The fine wine market regained its normal pace this week following an intense Bordeaux 2019 En Primeur campaign. Members are agreed, the campaign has been a success, but not without its challenges. Bordeaux 2019 secondary market trade has far surpassed that of 2018 and for the first time in years, several wines are trading at a happy premium to release, albeit a modest one.
But despite the light shining brightly on Bordeaux, the regions share of trade by value (43.8%) drifted from last week. The region has now spent five out of the first six months of the year below the 50% mark. In 2019, it only spent three months under 50%, the year before that, none.

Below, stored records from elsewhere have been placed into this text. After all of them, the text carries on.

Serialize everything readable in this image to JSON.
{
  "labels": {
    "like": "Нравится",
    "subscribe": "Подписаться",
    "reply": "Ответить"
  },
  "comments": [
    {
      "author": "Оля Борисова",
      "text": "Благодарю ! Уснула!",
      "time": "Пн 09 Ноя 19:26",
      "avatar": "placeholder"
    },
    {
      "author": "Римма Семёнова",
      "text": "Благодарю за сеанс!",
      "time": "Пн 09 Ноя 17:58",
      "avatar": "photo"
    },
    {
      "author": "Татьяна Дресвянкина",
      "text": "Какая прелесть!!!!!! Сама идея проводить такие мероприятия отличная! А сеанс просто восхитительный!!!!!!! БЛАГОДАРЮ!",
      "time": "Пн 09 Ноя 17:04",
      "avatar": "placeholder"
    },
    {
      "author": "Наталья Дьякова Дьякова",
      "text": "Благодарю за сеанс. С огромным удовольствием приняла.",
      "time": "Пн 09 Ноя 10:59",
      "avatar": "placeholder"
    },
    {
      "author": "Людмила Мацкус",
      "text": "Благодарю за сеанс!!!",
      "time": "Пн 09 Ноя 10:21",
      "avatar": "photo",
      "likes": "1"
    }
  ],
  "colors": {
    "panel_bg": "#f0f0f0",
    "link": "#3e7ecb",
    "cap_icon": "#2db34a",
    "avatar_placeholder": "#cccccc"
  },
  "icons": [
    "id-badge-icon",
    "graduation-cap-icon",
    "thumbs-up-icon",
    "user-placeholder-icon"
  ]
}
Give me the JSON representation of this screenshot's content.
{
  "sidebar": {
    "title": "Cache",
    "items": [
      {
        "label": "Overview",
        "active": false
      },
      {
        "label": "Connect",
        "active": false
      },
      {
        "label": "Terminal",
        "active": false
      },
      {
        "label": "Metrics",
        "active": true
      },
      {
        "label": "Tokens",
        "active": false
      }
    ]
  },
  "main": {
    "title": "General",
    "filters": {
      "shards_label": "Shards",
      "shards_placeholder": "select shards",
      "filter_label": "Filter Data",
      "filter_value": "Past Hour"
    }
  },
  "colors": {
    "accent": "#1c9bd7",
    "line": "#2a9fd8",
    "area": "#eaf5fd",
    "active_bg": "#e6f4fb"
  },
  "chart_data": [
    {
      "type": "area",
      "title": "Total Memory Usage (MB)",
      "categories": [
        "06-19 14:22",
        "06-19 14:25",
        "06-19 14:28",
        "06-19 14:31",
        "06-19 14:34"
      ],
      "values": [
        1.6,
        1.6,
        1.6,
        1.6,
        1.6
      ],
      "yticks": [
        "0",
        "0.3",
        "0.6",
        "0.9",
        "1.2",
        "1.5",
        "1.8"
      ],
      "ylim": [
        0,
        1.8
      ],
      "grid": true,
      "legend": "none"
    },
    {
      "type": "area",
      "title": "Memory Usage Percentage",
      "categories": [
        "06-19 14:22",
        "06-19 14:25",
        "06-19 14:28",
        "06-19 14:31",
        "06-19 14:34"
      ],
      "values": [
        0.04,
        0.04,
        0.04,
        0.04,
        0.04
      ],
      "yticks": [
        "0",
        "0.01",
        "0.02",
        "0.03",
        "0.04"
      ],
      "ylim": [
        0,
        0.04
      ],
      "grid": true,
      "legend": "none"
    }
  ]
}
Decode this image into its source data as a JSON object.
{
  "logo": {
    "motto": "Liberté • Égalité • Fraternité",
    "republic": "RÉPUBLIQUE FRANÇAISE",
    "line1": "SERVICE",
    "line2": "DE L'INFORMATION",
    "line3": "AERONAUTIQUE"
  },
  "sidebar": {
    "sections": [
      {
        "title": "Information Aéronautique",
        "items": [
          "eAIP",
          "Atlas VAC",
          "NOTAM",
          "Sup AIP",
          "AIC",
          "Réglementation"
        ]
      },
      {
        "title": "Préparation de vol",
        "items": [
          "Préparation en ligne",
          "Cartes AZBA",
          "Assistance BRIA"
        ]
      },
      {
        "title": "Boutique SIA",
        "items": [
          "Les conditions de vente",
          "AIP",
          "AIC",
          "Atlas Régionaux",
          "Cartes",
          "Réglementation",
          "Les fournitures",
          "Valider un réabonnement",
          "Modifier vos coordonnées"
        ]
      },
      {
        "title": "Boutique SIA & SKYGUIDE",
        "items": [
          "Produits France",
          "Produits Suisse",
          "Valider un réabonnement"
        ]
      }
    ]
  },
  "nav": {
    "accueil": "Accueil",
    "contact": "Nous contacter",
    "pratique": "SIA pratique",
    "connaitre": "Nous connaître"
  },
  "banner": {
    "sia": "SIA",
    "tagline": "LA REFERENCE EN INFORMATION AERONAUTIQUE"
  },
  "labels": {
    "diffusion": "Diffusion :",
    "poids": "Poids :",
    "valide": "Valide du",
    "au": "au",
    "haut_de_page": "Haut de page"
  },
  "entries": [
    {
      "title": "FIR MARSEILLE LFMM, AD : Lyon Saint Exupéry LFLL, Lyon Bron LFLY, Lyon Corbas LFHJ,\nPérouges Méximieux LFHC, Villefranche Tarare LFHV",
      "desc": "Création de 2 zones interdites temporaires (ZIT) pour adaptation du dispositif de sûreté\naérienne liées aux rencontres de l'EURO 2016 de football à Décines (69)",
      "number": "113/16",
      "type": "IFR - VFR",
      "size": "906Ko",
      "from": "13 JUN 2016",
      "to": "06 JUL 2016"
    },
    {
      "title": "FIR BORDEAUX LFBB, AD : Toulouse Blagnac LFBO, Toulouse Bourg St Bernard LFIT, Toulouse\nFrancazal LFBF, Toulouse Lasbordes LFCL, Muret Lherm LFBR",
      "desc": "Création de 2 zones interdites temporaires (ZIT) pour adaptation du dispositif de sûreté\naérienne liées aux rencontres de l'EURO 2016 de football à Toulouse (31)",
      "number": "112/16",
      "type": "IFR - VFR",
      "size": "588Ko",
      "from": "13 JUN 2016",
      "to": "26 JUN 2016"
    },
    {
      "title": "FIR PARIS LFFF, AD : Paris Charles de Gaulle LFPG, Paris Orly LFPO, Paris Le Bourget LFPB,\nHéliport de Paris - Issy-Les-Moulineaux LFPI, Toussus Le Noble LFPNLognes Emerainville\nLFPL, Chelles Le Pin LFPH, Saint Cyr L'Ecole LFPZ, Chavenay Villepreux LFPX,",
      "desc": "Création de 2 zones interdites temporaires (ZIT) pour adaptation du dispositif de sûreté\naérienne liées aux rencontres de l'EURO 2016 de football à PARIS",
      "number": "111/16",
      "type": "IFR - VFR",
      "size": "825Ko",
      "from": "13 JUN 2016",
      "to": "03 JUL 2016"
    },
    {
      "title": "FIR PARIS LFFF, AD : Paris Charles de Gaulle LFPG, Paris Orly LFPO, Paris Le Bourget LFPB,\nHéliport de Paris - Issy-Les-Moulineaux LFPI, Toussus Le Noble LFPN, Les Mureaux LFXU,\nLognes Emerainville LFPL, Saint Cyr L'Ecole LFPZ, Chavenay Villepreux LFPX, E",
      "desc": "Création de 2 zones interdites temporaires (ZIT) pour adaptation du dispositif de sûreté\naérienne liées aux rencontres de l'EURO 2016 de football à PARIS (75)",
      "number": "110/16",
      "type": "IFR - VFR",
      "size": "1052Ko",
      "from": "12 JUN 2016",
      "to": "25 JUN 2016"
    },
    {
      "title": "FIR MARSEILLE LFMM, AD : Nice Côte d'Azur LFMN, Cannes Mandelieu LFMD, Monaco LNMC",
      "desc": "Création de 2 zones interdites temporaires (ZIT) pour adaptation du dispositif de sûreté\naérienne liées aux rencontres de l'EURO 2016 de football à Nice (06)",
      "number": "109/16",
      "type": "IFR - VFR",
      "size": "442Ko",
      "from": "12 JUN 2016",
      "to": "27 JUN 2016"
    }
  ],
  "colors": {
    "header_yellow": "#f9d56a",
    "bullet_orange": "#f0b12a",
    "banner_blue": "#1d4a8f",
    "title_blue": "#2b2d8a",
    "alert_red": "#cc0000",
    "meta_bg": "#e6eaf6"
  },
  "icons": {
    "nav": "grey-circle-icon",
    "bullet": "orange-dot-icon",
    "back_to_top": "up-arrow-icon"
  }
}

Burgundy and Champagne both had active weeks – the former recording its largest monthly trade share of the year in June. Champagne trade (17.1%) was led by large volumes of non-vintage Ruinart, Blanc De Blanc and Taittinger, Brut Reserve.
Italy (10.0%) and Rhone (2.1%) both increased their share while USA (6.9%) and Others (4.8%) drifted.
Screaming Eagle, Cabernet Sauvignon 2017 was the top traded wine by value this week. The wine released only in magnum (150cl) due to complications from the California wildfires in 2017. This now marks its second week in the top five. Its prices marginally higher this week.
Neal Martin tasted Angelus 2012 in early 2017 noting “this is a well crafted and opulent Saint Emilion with a long future ahead and it may warrant a higher score in the future.” The wine has risen 74% from its London opening price (£2,000), having been released with a celebratory label to mark its elevation to Grand Cru Classe A.
Three Champagnes made the top five including two Moet & Chandon Dom Perignon Roses limited editions. The 2004 was designed by Michael Riedel and the 2003 by Jeff Koons, both traded at £2620 per 12×75.